Years later, India honoured his work by awarding him a Padma Shri in 1990 and a Padma Bhushan in 1992. But, unlike many, he would not rest on his laurels. He unleashed a war on corruption, launching the Bhrashtachar Virodhi Jan Aandolan.
In 1989, Anna undertook a nine-day fast to support a farmers' stir to draw attention to the agrarian crisis and power shortage in the state. The government accepted most of the demands.
In 1995, his anti-corruption drive against the Shiv Sena-Bharatiya Janata Party (BJP) government of Maharashtra led to the resignation of three ministers - Shashikant Sutar, Mahadeo Shivankar and Baban Gholap.
In 2003, when Maharashtra had a Congress-Nationalist Congress Party (NCP) government, the tireless crusader went on fast against four ministers, Sureshdada Jain, Nawab Malik, Vijay Kumar Gavit and Padamsinh Patiln, whom he accused of being corrupt.
Hazare's reputation as a man of integrity gave him clout that his detractors find difficult to battle.
A self-made man with no airs, his father was an unskilled labourer. Out of school, Hazare sold flowers and set up a floral shop in Mumbai before the Chinese attack of 1962 led him into the army.
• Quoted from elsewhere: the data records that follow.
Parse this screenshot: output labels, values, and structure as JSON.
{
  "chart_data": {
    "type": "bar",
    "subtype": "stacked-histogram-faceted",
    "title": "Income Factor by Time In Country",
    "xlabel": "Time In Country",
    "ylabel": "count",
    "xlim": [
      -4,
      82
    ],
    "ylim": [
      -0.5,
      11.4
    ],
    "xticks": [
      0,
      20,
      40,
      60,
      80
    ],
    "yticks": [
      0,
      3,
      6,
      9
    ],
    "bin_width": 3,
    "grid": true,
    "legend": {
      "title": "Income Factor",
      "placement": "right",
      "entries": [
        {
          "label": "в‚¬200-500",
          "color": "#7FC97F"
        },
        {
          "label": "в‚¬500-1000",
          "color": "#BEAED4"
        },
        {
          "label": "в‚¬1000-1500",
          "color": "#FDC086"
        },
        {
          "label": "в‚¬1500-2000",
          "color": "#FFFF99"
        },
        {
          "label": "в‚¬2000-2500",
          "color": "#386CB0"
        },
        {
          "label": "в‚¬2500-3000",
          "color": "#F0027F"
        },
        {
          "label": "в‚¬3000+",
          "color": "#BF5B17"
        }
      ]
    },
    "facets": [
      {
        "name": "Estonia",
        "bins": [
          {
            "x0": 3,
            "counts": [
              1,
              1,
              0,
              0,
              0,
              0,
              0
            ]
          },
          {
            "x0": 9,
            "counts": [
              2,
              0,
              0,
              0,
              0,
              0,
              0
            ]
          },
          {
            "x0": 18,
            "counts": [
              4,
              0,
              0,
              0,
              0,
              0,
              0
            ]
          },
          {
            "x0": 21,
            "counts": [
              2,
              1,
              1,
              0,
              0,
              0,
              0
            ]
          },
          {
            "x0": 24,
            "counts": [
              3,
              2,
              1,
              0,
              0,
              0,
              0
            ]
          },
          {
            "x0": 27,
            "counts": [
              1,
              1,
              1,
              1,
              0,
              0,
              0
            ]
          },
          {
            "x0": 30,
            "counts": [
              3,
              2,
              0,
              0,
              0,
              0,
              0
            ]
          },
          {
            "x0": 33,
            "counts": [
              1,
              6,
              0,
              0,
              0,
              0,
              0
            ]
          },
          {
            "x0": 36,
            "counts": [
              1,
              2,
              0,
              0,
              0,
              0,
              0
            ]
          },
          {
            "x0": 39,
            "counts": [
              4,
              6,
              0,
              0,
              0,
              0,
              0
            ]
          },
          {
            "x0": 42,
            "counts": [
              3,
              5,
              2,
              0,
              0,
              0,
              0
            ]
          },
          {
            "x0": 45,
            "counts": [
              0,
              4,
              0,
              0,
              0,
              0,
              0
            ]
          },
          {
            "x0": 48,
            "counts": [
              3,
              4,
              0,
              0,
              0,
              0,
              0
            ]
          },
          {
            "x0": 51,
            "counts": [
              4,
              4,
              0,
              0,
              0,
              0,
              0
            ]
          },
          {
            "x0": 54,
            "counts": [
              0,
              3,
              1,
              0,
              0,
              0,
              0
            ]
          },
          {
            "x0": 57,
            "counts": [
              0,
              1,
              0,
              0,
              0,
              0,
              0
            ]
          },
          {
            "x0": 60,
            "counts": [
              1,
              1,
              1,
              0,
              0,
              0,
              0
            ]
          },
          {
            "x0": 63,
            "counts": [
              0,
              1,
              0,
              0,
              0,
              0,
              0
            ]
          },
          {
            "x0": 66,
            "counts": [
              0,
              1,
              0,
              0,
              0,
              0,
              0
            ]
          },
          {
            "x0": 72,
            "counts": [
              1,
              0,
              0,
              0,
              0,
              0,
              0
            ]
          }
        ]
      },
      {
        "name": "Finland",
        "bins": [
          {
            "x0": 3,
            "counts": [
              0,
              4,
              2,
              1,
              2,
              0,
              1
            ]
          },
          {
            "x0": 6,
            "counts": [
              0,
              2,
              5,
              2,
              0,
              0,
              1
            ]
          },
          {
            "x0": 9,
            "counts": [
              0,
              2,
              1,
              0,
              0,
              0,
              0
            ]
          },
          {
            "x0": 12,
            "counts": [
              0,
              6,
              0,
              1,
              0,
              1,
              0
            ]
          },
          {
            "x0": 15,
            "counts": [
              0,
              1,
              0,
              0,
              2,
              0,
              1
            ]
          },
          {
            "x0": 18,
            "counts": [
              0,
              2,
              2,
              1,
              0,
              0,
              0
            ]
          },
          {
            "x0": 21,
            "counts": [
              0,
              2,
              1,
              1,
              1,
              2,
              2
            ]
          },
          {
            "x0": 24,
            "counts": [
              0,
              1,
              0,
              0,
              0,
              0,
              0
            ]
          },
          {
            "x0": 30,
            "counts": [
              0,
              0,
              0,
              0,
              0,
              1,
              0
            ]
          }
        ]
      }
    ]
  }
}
It was while in the army that he was exposed to the works of Swami Vivekananda, Mahatma Gandhi and Acharya Vinoba Bhave, spiritual philosophers and leaders who captured his imagination.
As an activist, Hazare also fought for the rights of tribals, the lowliest of the lowliest.
But he realised that nothing could be achieved until people were empowered. And so he campaigned extensively for the right to information, travelling for more than 12,000 km in Maharashtra, creating awareness about the legislation.
Now Hazare, using the satyagrahi's time-tested weapon of hunger strike, has spawned a mass movement that has forced the government to accept his demand for a stringent anti-corruption law that could bring cabinet secretary as well as a lowly clerk within the ambit of Lokpal bill.
It's not often an individual morphs into a mantra, but Anna Hazare has become one, inspiring the apathetic middle class to shed its indifference and become proactive catalyst of change.